The number of eggs laid ranged from 32.67 to 131.33 (Table 1). The cultivar Manyhü Rhi (32.67) was substantially less preferred for oviposition while Sipheghonu (131.33) was most preferred. The current study showed variation in oviposition preference on ricebean cultivars. Chakraborty et al., (2015) also reported variation in oviposition preference by C. chinensis on five pulses. The physical characteristics of the seeds as well as biochemical components may contribute to the oviposition preference of C. chinensis (Senthilraja and Patel, 2021; Paikaray et al., 2021).

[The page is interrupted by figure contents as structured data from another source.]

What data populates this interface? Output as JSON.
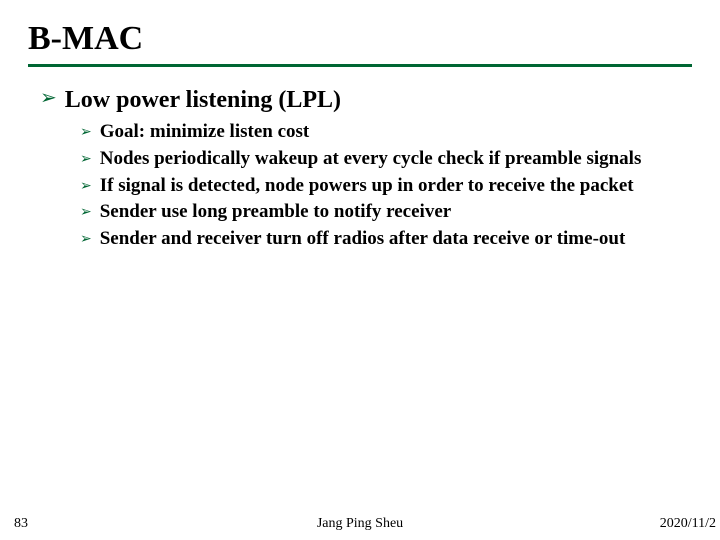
{
  "title": "B-MAC",
  "heading": "Low power listening (LPL)",
  "bullets": [
    "Goal: minimize listen cost",
    "Nodes periodically wakeup at every cycle check if preamble signals",
    "If signal is detected, node powers up in order to receive the packet",
    "Sender use long preamble to notify receiver",
    "Sender and receiver turn off radios after data receive or time-out"
  ],
  "footer": {
    "page": "83",
    "author": "Jang Ping Sheu",
    "date": "2020/11/2"
  },
  "colors": {
    "accent": "#006633",
    "text": "#000000",
    "background": "#ffffff"
  },
  "bullet_glyph": "➢"
}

Table 1: Biological parameters of C. chinensis on different ricebean cultivars.

Adult emergence
 The adult emergence was highest in the cultivar Sipheghonu (73.60%) and it was the least in cultivar Rhüjo (58.00%) (Table 1). The reduction in adult emergence could be due to non-preference of cultivar for oviposition. The results are in conformity with the findings of Arpitha and Sagar (2011).
Development period
The mean duration of development of C. chinensis ranged from 21.60 to 33.10 days (Table 1). The shortest development period was found in Kurhi Rhide cultivar (21.60 days). The maximum of 33.10 days was found in Mügo Rhi. The difference in the pest development period may be caused by certain physico-chemical characteristics of the seed. Chakraborty et al., (2015) and Bharathi et al., (2017) also reported similar findings in the developmental period of several pulses. The cultivars Sipheghonu and Kurhi Rhide, which were highly preferred for oviposition, showed a preference for development with less number of days. Similar finding was also reported by Khokhar and Singh (1987) in pigeonpea.
Growth index
Among the 16 cultivars, the growth index ranged from 0.057 to 0.086 (Table 1). Based on the susceptibility index the cultivars were grouped into 4 categories. The cultivars Rhüjo, Akixi Anila and Manyhü Rhi were moderately resistant; Pinchong Wethroi, Hera Ragei, Rhüluo, Ashei Nyakla, Hera Rahau, Kerhüand Rhüse were moderately susceptible; Kürhi Süre, Rhüdi and Khueishuei Shumei were susceptible and the highly susceptible cultivars were Sipheghonu, Mügo Rhi and Kurhi Rhide. Researchers frequently use the growth index to determine whether legume crops are resistant to bruchid infestation. In the present study none of the cultivars was found resistant to C. chinensis. The results are in tune with Tripathi et al., (2015) and Kavitha et al., (2018) who categorized pulses into resistant and susceptible varieties based on the growth index of pulse beetle.
Per cent infestation and weight loss
The per cent infestation by C. chinensis on different ricebean cultivars varied from 7.10 to 63.67 (Table 1). Among the cultivars, Sipheghonu had the highest percent infestation (63.67) and Rhüjo had the lowest percent infestation (7.10). The results are comparable with Khokhar and Singh (1987) who reported variation in per cent infestation by pulse beetle in pigeonpea varieties. The per cent weight loss varied from 3.73 to 11.07 (Table 1). The weight loss in cultivar Sipheghonu (11.07%) was highest. The minimum weight loss was observed in cultivar Rhüjo (3.73%). Similar findings were reported by Jatav et al., (2022) in green gram varieties. In the present study, cultivar Rhüjo had exhibited the lowest infestation and weight loss. In comparison to the other cultivars, the cultivar was less preferred for oviposition, adult emergence and delayed development period (days).
Physico-chemical parameters
The seed colour of ricebean cultivars varied from green to light green to yellowish-green, dark blue to creamy white, light yellow to light yellow with black spots and brown to light brown to light brown with black spots (Fig 1; Table 2). All the cultivars had smooth texture. The shape varied from nearly round to oblong. The seed coat thickness of the cultivars varied from 0.057±0.004mm (Hera Rahau) to 0.103±0.011mm (Pinchong wethroi). The seed size varied from 118.54±2.36mm2 (Sipheghonu) to 19.46±0.71 mm2 (Hera Rahau). The highest seed index was found in Sipheghonu (47.840.014g) and the least was in Rhüjo (5.280.008g).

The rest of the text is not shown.